The Trusted 60-40 Investing Strategy Just Had Its Worst Year in Generations: For generations, financial advisers touted the 60-40 strategy as the single best way for ordinary people to invest. The idea is simple: owning stocks in good times helps grow your wealth. When stocks have a bad year, bonds typically perform better, cushioning the blow. Not anymore. (The Wall Street Journal)

SEC Head: Financial Crash Caused by AI 'Nearly Unavoidable': Gensler’s comments are notable because something similar has already happened. In 2010, the stock market briefly “flash crashed” by over a trillion dollars and immediately rebounded—an unprecedented occurrence that did not result in wider shocks but left regulators and market participants looking for answers. Regulators eventually concluded that high-frequency trading algorithms had contributed to the crash with a cascade of rapid trades. (Vice)

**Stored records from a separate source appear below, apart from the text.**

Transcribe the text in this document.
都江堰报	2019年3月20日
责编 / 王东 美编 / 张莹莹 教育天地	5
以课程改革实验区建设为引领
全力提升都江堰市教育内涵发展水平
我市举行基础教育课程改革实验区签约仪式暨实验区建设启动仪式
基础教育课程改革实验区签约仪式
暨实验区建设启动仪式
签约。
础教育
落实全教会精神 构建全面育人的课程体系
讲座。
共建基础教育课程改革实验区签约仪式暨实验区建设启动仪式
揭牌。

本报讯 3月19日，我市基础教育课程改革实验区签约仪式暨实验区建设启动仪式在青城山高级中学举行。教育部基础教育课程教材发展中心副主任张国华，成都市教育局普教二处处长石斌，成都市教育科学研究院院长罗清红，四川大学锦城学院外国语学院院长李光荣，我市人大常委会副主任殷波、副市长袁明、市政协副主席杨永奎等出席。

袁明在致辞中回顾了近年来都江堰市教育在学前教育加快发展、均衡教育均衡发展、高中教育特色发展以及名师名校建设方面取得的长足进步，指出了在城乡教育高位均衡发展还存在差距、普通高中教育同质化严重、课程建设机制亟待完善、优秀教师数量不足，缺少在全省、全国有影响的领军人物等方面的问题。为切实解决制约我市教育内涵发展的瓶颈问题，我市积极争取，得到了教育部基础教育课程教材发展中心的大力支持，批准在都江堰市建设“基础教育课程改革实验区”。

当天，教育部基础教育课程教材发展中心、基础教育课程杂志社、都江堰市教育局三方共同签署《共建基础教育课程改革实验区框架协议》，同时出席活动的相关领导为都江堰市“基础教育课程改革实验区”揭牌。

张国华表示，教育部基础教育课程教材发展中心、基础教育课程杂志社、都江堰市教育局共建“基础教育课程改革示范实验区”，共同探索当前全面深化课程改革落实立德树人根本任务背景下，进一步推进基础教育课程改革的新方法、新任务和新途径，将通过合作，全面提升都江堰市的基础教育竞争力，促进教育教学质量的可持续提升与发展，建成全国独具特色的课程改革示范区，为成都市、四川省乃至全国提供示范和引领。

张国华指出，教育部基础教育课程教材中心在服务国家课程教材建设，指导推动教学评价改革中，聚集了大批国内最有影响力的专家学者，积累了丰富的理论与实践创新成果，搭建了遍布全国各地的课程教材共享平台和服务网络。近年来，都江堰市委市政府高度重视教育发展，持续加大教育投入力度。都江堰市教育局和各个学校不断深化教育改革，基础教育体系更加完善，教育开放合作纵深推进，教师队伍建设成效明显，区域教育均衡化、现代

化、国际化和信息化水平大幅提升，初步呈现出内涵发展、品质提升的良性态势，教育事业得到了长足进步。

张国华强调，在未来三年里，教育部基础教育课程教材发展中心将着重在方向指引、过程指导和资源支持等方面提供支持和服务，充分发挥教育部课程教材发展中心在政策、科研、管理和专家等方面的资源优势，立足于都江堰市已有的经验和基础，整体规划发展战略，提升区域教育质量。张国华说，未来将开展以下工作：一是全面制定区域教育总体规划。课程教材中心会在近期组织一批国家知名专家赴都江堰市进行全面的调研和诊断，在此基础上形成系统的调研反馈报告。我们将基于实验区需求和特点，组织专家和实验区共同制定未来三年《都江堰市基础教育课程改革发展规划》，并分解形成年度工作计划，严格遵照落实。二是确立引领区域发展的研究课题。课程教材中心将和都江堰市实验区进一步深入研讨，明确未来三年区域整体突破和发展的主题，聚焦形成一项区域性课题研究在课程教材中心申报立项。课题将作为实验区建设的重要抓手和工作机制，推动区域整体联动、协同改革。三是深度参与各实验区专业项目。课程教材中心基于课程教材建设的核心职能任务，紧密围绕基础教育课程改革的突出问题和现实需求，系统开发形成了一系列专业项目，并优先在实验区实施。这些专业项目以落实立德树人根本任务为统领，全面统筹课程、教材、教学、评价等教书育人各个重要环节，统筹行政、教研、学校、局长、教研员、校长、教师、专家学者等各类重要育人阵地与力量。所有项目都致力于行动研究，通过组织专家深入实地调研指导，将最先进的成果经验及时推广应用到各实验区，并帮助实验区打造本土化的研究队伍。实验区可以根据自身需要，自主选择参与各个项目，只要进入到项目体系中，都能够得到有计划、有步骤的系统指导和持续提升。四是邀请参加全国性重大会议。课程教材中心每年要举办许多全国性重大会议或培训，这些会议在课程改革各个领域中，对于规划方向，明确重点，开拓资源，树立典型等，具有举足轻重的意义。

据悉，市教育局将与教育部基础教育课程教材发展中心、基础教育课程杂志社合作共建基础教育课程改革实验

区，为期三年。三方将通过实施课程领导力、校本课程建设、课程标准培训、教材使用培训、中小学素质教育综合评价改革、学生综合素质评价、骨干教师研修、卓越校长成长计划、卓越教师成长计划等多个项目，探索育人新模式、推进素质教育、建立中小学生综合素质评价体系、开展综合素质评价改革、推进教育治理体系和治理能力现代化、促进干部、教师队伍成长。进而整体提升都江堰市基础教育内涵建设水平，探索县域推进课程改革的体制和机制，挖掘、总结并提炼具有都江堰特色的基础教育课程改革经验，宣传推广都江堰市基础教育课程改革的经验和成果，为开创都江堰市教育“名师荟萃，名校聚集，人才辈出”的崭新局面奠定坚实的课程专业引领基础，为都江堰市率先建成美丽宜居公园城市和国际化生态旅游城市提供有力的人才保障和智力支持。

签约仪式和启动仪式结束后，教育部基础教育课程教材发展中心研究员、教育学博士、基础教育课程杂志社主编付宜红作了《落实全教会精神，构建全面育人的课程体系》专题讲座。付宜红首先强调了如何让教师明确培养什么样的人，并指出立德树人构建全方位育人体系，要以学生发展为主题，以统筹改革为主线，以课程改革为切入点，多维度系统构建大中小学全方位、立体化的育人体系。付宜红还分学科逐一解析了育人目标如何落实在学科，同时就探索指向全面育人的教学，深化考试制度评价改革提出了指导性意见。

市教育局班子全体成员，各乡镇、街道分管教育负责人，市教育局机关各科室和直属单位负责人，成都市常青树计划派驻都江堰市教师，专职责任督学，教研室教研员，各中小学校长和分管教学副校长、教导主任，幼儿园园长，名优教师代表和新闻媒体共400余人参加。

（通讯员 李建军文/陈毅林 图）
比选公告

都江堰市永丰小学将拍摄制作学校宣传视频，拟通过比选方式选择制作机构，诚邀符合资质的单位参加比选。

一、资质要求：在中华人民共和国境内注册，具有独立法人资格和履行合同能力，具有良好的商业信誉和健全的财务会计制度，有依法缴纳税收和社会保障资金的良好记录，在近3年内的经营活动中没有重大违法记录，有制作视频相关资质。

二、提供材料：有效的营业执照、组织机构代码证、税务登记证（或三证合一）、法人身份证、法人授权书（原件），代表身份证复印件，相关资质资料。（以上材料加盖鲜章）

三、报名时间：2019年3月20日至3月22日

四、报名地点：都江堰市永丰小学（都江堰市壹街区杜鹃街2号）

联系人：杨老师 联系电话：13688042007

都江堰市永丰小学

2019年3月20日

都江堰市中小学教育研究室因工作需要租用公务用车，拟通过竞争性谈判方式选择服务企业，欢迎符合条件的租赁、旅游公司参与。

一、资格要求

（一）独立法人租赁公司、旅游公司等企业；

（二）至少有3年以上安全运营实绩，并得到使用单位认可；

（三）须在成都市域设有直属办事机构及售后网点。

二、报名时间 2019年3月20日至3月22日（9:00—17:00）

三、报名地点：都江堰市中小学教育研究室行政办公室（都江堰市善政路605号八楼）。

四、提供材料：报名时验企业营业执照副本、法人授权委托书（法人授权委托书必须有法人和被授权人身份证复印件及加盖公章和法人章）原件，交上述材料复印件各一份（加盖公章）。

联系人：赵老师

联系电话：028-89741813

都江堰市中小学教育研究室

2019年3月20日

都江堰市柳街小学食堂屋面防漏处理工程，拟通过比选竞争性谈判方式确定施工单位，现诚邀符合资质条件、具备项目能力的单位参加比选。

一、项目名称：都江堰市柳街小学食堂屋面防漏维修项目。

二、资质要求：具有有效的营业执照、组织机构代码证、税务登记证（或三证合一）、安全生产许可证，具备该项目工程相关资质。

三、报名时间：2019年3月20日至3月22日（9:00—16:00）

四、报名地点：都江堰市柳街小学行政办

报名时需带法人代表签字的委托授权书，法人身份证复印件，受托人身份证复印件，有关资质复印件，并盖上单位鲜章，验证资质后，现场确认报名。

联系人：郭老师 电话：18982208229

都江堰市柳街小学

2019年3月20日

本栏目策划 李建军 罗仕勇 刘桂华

Inflation is following an ‘eerily similar’ path as the one taken in 1966-1982

Source: MarketWatch

Market Technical Analysis

S&P 500 (SPY)

SPY closed the week at its 200 day moving average, our initial downside target. We are due for a bounce up, but if the market can’t hold at this level, it will trigger a wave of selling that will take it down to the 10/13/22 AVWAP (dark blue line). This is a critical level, as it represents the average price since the bull market began and therefore is the point that will determine whether the bears can retake control over the intermediate term. In the meantime we will continue to look for opportunities to add to the portfolio. The best time to buy is when pessimism is high.

Chart courtesy of StockCharts.com

Stock Spotlight

Occasionally in our research we come across a stock that meets many of our buy criteria, but is just out of reach for qualifying for our portfolio. We choose to highlight them here because they still offer a compelling case for investment consideration. 

Matrix Service Company (MTRX)

Matrix Service Company fits the spirit of our strategy as an undervalued stock on the move.  With a market cap of $338M, MTRX is just barely too large to qualify for our portfolio. However, the stock is cheap, trading for just 0.4 times sales, and has strong price momentum. The stock’s 12-month performance vs. the S&P 500 is 145%.

Please note this is not investment advice. Always conduct your own due diligence before making investment decisions.